Community backlash is fueled by future concerns and misinformation

And while Keehn said the local service agencies are happy to help the new community get on their feet, Lima councilman Derry Glenn said some in the wider community are scared.

“[There’s] a lot of lies out there,” said Glenn, representative of the city’s 6th ward.

Glenn heard a lot of false rumors about rising crime rates and the number of migrants on food stamps. In response, he held a forum to try to debunk some of these myths and to address community members’ concerns, like John Carl’s. The Lima resident worries if the population continues to grow, the small city won’t have the infrastructure to support it.

I know currently Lima is not at capacity when it comes to people, when it comes to our food and it comes to electricity and water. But I mean, look how quick it got out of control in all the other states,” Carl said.

Glenn acknowledges this fear, but said, for now, the city has enough resources for the immigrants who have moved there.

“We are doing the right thing in our city for everybody,” Glenn said. “That’s all we can do.”

A changing community takes shape

These same contentious conversations are taking place in other Ohio cities.
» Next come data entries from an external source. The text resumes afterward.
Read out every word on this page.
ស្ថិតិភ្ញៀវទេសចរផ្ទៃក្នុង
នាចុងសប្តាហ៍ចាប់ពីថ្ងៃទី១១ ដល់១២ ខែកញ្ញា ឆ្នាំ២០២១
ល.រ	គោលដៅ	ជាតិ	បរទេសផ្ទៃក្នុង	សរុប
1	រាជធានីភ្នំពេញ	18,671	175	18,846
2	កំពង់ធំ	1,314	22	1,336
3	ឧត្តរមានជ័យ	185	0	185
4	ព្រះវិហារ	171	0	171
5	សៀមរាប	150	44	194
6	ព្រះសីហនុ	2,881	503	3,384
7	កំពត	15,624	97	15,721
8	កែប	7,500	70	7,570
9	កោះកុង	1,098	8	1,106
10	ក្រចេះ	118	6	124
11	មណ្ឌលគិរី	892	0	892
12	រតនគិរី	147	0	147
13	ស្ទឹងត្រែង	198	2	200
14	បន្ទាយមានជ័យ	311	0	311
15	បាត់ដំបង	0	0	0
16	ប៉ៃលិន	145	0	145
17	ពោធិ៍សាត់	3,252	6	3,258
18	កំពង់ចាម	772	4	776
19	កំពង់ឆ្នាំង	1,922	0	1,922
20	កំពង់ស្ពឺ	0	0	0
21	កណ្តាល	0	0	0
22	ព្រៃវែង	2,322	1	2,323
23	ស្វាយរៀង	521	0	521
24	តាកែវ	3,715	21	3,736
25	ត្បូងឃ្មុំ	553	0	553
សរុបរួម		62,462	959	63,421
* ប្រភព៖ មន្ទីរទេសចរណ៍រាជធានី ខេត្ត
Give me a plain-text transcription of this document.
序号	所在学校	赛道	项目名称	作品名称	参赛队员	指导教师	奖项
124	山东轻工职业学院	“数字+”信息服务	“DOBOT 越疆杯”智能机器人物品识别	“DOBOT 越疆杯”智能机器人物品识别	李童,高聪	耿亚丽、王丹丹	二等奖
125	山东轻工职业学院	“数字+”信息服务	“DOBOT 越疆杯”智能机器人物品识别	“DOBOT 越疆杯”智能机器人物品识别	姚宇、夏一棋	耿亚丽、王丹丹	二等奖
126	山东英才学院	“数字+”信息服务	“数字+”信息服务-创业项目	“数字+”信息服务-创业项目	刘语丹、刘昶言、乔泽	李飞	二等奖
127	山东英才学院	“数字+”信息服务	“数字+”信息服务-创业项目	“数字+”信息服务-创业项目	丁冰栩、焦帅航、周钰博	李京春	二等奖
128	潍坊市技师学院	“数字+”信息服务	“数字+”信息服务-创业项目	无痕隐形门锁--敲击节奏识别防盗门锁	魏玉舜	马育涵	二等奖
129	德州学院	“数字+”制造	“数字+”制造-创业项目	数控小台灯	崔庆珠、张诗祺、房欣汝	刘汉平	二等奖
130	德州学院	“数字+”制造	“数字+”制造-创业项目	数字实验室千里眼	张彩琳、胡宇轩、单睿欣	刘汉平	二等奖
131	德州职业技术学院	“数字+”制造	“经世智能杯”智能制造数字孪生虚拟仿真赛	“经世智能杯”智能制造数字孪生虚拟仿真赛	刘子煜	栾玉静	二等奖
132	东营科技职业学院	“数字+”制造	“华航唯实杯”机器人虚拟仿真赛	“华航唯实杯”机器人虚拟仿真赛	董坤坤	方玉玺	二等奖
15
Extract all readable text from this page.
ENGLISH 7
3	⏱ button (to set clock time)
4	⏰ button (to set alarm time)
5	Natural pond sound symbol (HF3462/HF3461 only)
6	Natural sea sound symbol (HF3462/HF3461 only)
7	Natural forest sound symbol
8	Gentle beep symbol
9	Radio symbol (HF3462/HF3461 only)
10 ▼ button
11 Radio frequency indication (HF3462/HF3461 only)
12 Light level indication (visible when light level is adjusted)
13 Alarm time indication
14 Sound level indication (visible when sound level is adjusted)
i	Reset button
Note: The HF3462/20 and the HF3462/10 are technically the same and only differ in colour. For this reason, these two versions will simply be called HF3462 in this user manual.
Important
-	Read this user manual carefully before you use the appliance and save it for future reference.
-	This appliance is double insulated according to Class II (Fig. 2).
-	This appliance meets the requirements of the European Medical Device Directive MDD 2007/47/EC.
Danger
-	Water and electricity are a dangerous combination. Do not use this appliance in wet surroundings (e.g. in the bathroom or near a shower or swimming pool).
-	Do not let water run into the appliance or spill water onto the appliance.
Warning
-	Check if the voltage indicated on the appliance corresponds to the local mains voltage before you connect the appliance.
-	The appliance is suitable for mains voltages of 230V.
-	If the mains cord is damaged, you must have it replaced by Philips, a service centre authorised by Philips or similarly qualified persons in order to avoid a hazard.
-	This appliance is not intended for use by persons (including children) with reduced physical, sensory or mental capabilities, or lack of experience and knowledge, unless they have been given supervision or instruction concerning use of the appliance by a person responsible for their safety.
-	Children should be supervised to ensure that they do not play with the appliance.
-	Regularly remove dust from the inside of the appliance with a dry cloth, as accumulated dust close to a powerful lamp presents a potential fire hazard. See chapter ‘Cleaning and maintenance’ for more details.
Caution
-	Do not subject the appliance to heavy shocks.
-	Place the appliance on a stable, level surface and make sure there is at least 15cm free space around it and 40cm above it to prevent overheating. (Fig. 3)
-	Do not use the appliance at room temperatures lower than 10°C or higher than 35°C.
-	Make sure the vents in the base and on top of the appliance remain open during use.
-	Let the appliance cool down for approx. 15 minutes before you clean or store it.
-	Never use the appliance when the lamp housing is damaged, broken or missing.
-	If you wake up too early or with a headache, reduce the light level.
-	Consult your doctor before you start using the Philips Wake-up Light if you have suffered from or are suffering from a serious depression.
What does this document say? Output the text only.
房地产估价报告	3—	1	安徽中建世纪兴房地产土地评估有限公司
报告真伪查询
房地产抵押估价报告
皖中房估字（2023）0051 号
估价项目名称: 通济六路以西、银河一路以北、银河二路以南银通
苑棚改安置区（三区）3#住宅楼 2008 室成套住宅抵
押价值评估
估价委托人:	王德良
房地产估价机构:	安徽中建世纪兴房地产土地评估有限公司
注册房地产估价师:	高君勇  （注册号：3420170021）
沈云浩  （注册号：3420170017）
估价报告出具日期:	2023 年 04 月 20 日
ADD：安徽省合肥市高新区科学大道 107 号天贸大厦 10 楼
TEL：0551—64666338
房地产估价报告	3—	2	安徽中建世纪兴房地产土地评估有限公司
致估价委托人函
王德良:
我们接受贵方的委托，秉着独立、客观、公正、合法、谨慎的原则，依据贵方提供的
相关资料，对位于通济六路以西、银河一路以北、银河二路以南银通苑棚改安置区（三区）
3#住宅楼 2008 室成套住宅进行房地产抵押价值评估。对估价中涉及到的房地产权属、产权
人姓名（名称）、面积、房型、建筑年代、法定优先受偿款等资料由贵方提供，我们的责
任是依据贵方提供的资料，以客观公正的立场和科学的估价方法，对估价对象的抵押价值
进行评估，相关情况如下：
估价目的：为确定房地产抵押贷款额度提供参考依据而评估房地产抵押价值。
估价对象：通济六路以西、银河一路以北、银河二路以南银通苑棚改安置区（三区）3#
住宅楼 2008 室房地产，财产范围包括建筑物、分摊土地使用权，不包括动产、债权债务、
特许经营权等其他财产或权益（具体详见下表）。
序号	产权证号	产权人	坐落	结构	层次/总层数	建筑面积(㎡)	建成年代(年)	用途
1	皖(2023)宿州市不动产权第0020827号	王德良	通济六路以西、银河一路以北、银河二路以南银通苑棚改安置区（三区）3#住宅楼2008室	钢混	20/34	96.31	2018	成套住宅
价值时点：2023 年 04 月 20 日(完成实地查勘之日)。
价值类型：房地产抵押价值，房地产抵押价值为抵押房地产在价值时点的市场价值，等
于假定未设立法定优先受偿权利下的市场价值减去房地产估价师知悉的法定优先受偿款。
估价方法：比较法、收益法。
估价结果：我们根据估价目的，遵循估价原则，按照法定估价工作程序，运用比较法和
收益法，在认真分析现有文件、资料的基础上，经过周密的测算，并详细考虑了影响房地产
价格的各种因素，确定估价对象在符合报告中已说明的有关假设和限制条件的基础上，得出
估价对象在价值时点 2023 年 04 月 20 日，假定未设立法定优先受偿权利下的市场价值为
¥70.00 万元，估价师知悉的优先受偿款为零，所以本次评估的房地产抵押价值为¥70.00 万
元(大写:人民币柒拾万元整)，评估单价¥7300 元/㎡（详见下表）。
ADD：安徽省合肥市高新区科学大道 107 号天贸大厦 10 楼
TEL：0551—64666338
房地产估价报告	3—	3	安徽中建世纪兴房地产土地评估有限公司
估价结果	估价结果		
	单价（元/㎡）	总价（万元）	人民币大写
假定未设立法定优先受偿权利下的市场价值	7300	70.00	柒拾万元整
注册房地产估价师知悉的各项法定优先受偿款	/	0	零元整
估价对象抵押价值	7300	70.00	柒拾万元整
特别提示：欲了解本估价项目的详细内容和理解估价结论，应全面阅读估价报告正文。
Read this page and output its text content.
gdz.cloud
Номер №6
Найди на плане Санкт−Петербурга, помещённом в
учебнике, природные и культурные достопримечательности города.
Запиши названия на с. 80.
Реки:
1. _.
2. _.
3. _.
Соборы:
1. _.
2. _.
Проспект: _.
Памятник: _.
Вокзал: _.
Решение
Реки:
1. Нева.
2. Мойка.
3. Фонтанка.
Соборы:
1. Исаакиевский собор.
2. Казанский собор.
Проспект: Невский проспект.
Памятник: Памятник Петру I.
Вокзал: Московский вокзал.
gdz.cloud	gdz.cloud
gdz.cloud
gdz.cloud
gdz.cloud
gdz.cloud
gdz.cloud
Findlay recently formed an immigration task force to examine challenges from increased immigration. In Springfield, city officials are calling for federal aid to support their rapid population increases from immigration.

Keehn said while many of the community members’ concerns around resources may be legitimate, the Haitian people are already a part of the Lima community. They need to be cared for as any other neighbor would be.

In the absence of a perfect answer, let’s err on the side of humanity,” Keehn said.

Ams Marcelin sings and plays guitar in front of a crowd at the community center.
Amos Marcelin sings in both Haitian Creole and English at the community lunch. [Kendall Crawford | The Ohio Newsroom]
That’s what she hopes the monthly lunches are doing.

At the end of today’s meal, a young Haitian man takes the center of the room, strums his guitar and encourages the room to sing with him. The songs alternate between English and Haitian Creole.

Regardless of which language they’re sung in, each hymn brings the room together in applause. Keehn hopes the wider community can come together in the same way.